В ноябре 1919 года на тридцать седьмом году жизни скончалась жена Войно-Ясенецкого Анна. Муж воспринял эту трагедию как свою личную вину. Дело в том, что, принимая больных, он никогда не брал у них каких-либо подношений, хотя умирающая Анна неоднократно просила приносить в дом хоть какую-нибудь пищу для детей и для неё, тяжело уходившей из жизни. Но изменить своим принципам он был не способен. Нередко, задерживаясь до ночи в операционной, он и сам оставался голодным. Не способен он был отступиться и от другого своего принципа. К началу двадцатых годов советская власть в Средней Азии укрепилась и ужесточилась. В частности, "красные" стали всё более нетерпимы к церкви и верующим. В операционной городской больницы уже много лет висела икона Божьей Матери. Перед операцией хирург имел обыкновение, глядя на икону, осенять себя крестным знамением. Очередная ревизионная комиссия приказала икону из операционной убрать.

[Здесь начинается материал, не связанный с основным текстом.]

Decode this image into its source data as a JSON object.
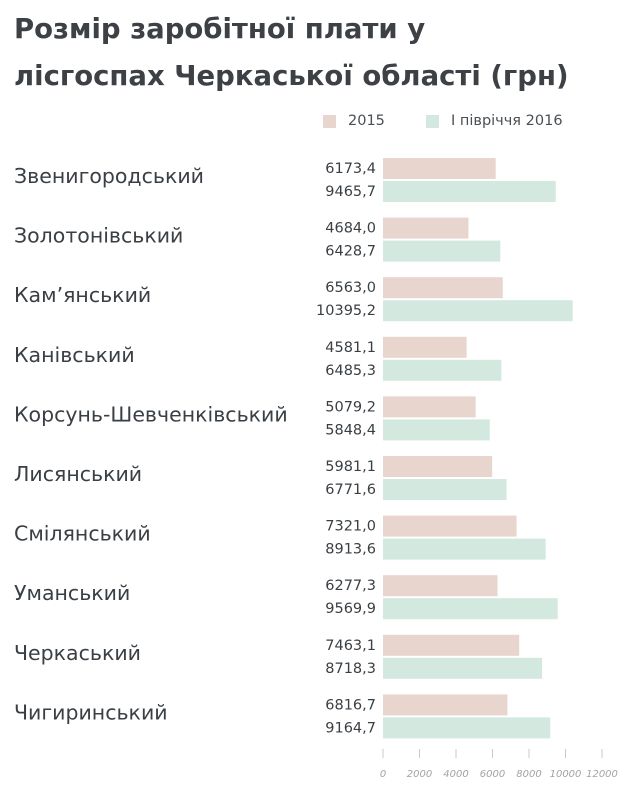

В ответ Войно заявил, что из больницы уходит и вернётся только после того, как икона снова займёт своё место. Вмешалось, однако, обстоятельство непредвиденное: крупный партиец привёз в больницу для неотложной операции свою жену. Женщина эта категорически заявила, что никакого другого врача, кроме Войно-Ясенецкого, не пожелает. Войно вызвали в приёмную, но он повторил, что, согласно своим религиозным убеждениям, в операционную не пойдёт, пока там не повесят икону. Доставивший больную поклялся, что икона завтра же будет возвращена на место. Врач поверил и оперировал женщину, которая в дальнейшем вполне поправилась. Партиец не обманул: икона на следующее же утро была возвращена.
То был первый эпизод в борьбе знаменитого хирурга за своё право на веру в Бога. За ним последовала целая эпопея подобных же конфликтов. Войно-Ясенецкий решительно отстаивал "идейную независимость" и долгое время оставался в этой войне победителем. Он открыто посещал церковь, на церковном съезде выступил с речью о положении в ташкентской епархии, а в 1921 году принял предложение местного епископа и стал священником. Так выразил он свой протест против бездушия и всеобщего повального аморализма, охватившего страну. Стать в эти годы священником значило бросить вызов тому всеобщему страху, в котором затаилась наиболее порядочная часть русской интеллигенции. "Войно не был философом идеологического направления или биологом-виталистом”, — вспоминает один из его учеников. Строго материалистической была и его диссертация "Регионарная анестезия", ничего мистического не было и в монографии "Очерки гнойной хирургии", выдержавшей три издания в 40-х — 50-х годах. Для него, как и для физиолога И. П. Павлова, наука и вера не конкурировали друг с другом. В основе его религиозных акций лежала прежде всего проблема нравственности. Он не принимал советского аморализма, приобретшего особенно жёсткие формы в Ташкенте двадцатых годов.
Общественное поведение Валентина Феликсовича в период между 1920 и 1923 годами представляется сплошным парадоксом. Он выступал в суде, где партийный босс номер один пытался засадить в тюрьму одного из ведущих врачей города, обвиняя медика во "вредительстве". Когда икону в операционной сняли вторично, Войно снова перестал ходить в больницу и в Университет, где читал лекции. Он вёл себя в полном соответствии с любимой пословицей В. Г. Короленко и Л. Н. Толстого: "Делай, что должен, и пусть будет, что будет".
На фоне массовых арестов и даже расстрелов деятелей церкви неуступчивый Войно согласился чтобы его рукоположили в епископы Туркестана. Обряд рукоположения состоялся тайно в маленьком городке Педжикенте, где отбывали ссылку два других православных епископа. Незадолго до того Войно, опять-таки в тайне, принял обет монашества, как монах он получил имя Лука. Разумеется, Валентин-Лука отлично знал, что подобных демонстраций коммунисты ему не простят. Весть о рукоположении немедленно разнеслась по городу и вызвала восторг верующей публики. Не дремали и тогдашние гебешники.
Ночью они вломились в квартиру профессора-епископа, учинили обыск (а что было искать-то?) и в "чёрном вороне" увезли его в тюрьму. Войно к этому был готов. За несколько часов до ареста он написал Завещание, обращенное к православным и верующим, призывая их игнорировать состоящую на службе у большевиков так называемую "живую церковь".